Après Bâle, Berne, Genève, Zurich et Saint-Gall, c'est au tour de Neuchâtel de se lancer dans l'aventure «Nouveau stade de football». Jeudi au Théâtre du Passage, les autorités communales ont annoncé la signature d'un accord de principe avec deux partenaires privés, HRS AG et Coop, pour la réalisation d'un «complexe multifonctionnel» totalement neuf sur le site de l'actuel stade de La Maladière. Si tout se passe sans accroc, les travaux débuteront en automne 2003 pour une mise en fonction début 2006.

Le projet, même à l'état d'ébauche, est impressionnant. Les investissements sont estimés à plus de 200 millions de francs. Il sera composé d'un parking souterrain de 900 places. En surface, il abritera un centre commercial d'une surface d'environ 24 000 m2 pour 400 emplois et d'une caserne pour le Service d'incendie et de secours (SIS) de la Ville. Le stade de football se trouvera au «premier étage», sur le centre commercial. Sa capacité est estimée à 12 000 places assises. Enfin six salles de gymnastique seront construites au-dessus des locaux du SIS.

«Nous n'avons mis que deux mois pour parvenir à un accord», a relevé Didier Burkhalter, conseiller communal en charge des sports. Selon lui, tout est parti d'un coup de téléphone de la société HRS AG, une entreprise générale de Kreuzlingen déjà impliquée dans la construction de stades de football à Berne et à Saint-Gall et de plusieurs centres commerciaux, dont celui tout récent construit par Coop à Allaman, dans le canton de Vaud. «Le jour même, nous avons lancé une étude de faisabilité.»

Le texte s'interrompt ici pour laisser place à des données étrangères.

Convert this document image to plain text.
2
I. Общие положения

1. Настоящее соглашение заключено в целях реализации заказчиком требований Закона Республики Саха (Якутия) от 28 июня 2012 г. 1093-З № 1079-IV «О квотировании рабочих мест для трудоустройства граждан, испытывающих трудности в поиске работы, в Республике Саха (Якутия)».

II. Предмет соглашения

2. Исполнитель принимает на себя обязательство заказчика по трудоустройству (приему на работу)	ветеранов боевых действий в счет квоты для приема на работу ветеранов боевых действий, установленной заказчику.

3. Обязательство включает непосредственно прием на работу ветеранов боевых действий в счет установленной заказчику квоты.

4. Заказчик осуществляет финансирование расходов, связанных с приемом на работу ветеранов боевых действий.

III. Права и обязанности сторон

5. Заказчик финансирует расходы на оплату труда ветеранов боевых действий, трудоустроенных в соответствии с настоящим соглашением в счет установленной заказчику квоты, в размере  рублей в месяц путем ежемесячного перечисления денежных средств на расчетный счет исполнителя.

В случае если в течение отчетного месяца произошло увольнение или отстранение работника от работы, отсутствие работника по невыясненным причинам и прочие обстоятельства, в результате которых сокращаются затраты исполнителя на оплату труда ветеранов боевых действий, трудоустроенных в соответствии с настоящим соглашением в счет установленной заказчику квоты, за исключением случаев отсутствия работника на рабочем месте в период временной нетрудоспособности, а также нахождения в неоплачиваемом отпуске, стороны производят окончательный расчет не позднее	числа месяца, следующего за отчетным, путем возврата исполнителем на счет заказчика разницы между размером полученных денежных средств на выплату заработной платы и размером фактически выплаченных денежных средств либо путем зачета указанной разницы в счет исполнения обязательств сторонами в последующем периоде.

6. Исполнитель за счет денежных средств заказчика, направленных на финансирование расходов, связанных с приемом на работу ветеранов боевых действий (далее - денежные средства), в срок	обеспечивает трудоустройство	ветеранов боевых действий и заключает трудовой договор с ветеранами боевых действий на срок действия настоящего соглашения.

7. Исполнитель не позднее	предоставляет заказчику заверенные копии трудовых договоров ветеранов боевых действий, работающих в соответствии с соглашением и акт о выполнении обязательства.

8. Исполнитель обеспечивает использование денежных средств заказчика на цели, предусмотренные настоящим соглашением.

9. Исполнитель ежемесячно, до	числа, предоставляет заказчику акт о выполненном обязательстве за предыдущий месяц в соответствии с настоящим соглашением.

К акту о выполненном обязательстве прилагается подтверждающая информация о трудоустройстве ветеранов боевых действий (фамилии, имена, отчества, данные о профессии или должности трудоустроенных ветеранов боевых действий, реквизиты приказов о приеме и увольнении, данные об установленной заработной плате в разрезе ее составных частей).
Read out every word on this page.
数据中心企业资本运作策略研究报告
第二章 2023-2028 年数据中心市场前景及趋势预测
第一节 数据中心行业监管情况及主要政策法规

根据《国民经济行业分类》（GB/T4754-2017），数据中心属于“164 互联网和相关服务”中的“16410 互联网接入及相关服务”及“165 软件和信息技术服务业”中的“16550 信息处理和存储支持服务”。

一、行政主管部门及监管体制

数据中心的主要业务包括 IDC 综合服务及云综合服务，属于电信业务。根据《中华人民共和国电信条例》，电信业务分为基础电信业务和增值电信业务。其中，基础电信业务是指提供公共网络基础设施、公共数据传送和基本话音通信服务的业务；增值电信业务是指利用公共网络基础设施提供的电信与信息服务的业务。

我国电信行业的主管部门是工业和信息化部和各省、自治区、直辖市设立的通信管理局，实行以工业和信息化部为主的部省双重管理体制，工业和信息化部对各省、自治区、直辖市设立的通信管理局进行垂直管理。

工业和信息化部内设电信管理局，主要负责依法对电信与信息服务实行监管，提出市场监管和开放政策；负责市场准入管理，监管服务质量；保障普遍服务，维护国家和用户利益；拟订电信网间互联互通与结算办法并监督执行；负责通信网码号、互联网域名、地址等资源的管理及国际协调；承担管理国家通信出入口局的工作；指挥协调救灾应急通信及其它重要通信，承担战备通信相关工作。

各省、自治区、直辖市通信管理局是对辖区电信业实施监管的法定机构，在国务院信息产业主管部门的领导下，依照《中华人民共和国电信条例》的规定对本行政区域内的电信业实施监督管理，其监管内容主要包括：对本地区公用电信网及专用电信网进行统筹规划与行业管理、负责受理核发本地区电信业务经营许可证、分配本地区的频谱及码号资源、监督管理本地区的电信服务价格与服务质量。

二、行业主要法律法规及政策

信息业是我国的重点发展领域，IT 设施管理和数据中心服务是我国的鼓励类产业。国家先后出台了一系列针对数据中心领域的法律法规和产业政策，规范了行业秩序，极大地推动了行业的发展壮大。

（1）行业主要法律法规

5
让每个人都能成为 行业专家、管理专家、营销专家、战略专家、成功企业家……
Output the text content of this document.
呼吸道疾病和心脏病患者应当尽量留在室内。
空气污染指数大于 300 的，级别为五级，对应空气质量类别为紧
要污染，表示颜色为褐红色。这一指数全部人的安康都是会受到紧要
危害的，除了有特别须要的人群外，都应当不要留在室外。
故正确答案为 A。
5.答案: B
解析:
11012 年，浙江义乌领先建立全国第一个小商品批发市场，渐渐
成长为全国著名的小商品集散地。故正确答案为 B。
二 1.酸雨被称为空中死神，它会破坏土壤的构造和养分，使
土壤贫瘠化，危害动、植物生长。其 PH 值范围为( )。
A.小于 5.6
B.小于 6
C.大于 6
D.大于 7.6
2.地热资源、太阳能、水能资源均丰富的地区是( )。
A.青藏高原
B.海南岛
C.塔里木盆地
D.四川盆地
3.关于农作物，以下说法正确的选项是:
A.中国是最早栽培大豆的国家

Il faut dire que le règlement du problème de la Maladière, stade qui appartient à la Ville, se faisait pressant. Vétuste, il nécessitait une réfection rapide pour un coût estimé à 20 millions de francs. Depuis longtemps à l'affût d'une opportunité pour réaliser un centre commercial d'envergure dans la région, Coop a pris le train en marche. Le géant de la distribution renonce ainsi au projet de Gampelen, à quelques kilomètres de Neuchâtel mais sur territoire bernois, qu'il avait envisagé après avoir essuyé le refus des autorités de Marin, commune voisine de Neuchâtel.

Avec ce complexe, la Ville de Neuchâtel devrait pouvoir éviter de grever ses finances. Grâce à un «troc intelligent». Selon le montage envisagé, Coop et HRS débourseront l'ensemble des montants nécessaires à la réalisation du complexe. La clé de répartition n'a pas encore été définie. La commune, si le Conseil général donne son accord, mettra le terrain à disposition, soit par un droit de superficie, soit par une vente. En contrepartie, elle deviendra propriétaire «clés en main» d'un nouveau stade de football d'une valeur de 36 millions de francs, «sans débourser un centime», souligne Didier Burkhalter. La surface totale est de 32 000 m2, ce qui correspond à l'actuel antre de Neuchâtel Xamax et à la halle omnisports, construite il y a une vingtaine d'années et qui sera démolie.

Tel qu'envisagé, le stade sera conforme aux normes européennes et, du côté de la Ville, on le verrait de bon œil équipé d'une pelouse synthétique. «Une demande en ce sens a été déposée auprès des instances dirigeantes du football suisse. Cette solution permettrait de substantielles économies d'entretien par rapport au gazon. Sans compter qu'elle permettrait une occupation plus rationnelle des infrastructures.»

Pour Neuchâtel Xamax, c'est Noël avant l'heure. Freddy Rumo, son président, ne le cache pas: «Le stade est parfaitement dimensionné à la région. Nous pouvons ainsi envisager de jouer devant des gradins remplis, comme c'est le cas aujourd'hui à Bâle.» Mais il espère aussi que cette annonce favorisera la souscription publique d'actions que le club vient de lancer pour assainir son capital.